Europe’s drugs regulator has for the first time recommended a gene therapy for approval.
Glybera, a treatment for patients who cannot produce enough of an enzyme that is crucial for breaking down fat, was backed by the European Medicines Agency's (EMA) Committee for Medicinal Products for Human Use (CHMP). This recommendation must be endorsed by the European Commission before the treatment becomes available, but it would be unusual for the commission to reject the recommendation.
Gene therapy involves transferring genes into patients to treat disease. Glybera uses a virus that is injected into the patient to deliver a working copy of a gene for producing lipoprotein lipase (LPL). LPL deficiency is very rare, affecting no more than one or two people in every million.
Back in 2004, China became the first country to approve a gene-therapy product for commercial use, with a treatment for cancer. But Europe and the United States have yet to endorse any gene therapies, and the field has been plagued by safety issues, including carcinogenicity.
Jörn Aldag, chief executive of UniQure, the Amsterdam-based company that owns Glybera, says that the announcement from the EMA is an “overdue signal” to the gene-therapy community that things are changing. “It unlocks the potential,” he told Nature. “You will see more investment coming.”
Timothy Coté, former head of the Office of Orphan Products Development at the US Food and Drug Administration, and who is now an independent consultant, says that the approval is "astounding, fantastic news. It puts Europe at the forefront”.
Glybera had previously received negative opinions from both the CHMP and the EMA Committee for Advanced Therapies (CAT), which advises on cutting-edge treatments. However, after re-evaluating the treatment in just those patients who experience severe or multiple attacks of pancreatitis as a result of LPL deficiency, the CAT gave a positive opinion in June, and this has now been endorsed by the CHMP.
Tomas Salmonson, acting chairman of the CHMP, said in a statement that the “established ways” of assessing the risks and benefits of Glybera had been challenged by the rarity of the condition and uncertainties in the data.
“The evaluation of this application has been a very complex process, but the use of Glybera in a more restricted indication than initially applied for, which targets the patient population with greatest need for treatment, and additional analyses by the [CAT] committee … have added to the robustness of the data provided and allowed the CHMP to conclude that the benefits of Glybera are greater than its known risks,” he said.
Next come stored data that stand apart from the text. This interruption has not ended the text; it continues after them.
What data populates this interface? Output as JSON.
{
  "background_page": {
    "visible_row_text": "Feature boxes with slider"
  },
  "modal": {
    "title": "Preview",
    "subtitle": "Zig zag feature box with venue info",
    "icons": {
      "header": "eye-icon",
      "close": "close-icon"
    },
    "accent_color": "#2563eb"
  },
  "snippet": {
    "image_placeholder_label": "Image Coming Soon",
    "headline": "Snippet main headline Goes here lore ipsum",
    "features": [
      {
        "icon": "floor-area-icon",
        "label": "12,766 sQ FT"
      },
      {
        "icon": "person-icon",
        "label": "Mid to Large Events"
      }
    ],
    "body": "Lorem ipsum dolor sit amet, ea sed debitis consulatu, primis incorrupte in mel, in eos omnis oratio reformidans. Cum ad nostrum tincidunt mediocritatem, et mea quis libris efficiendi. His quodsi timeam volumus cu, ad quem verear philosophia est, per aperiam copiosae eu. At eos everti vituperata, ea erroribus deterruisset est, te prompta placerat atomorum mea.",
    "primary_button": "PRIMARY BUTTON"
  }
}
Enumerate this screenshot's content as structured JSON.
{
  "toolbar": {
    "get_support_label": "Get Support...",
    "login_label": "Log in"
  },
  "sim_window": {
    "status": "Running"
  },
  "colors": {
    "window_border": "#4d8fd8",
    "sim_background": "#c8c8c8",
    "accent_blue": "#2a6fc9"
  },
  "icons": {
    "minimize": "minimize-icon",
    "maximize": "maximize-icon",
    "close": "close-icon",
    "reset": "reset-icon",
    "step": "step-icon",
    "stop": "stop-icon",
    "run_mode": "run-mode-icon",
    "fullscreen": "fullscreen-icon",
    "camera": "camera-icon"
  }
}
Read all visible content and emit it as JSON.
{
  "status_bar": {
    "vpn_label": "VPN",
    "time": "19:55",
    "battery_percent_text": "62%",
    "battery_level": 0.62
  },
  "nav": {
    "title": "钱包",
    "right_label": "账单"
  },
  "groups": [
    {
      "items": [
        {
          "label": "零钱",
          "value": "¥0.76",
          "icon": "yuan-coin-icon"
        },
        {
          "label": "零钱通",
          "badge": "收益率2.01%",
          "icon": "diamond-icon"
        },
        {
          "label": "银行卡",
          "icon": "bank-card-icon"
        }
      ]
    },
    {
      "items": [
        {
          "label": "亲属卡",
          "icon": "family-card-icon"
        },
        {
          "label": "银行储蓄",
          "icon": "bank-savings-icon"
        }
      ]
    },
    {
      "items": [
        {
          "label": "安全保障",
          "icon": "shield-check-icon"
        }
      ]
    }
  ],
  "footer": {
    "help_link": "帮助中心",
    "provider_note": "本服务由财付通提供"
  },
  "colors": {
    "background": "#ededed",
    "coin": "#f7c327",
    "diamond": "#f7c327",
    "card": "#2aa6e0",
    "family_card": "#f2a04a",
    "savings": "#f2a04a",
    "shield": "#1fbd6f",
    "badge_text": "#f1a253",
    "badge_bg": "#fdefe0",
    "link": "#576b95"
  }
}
The CHMP recommendation was eventually given only under an ‘exceptional circumstances’ designation. This allows a treatment to be approved in the absence of large-scale clinical trials, and is used for therapies targeting diseases that affect only small numbers of patients — for which large-scale trials are almost impossible. Glybera has been tested on 27 patients in three studies. UniQure will have to set up a registry to monitor what happens to patients taking the treatment, and this will be reviewed by the EMA.
Hot on Glybera’s heels is another gene therapy that targets the immunodeficiency disorder ADA-SCID. However, this is an ‘ex vivo’ treatment in which gene therapy is performed on a patient’s extracted bone marrow cells. The treated cells, containing the working copy of the gene, are then injected back into the patient.
Now being supported by London-based drug-maker GlaxoSmithKline, this treatment is just behind Glybera in the approval process, says molecular biologist Fulvio Mavilio, scientific director of the French biotechnology institute Genethon, near Paris, and one of those who worked on the treatment.
“These two examples of products in the two flavours in which gene therapy is available today — ex vivo and in vivo — made it to the final stage, which is great news for the entire field,” he says.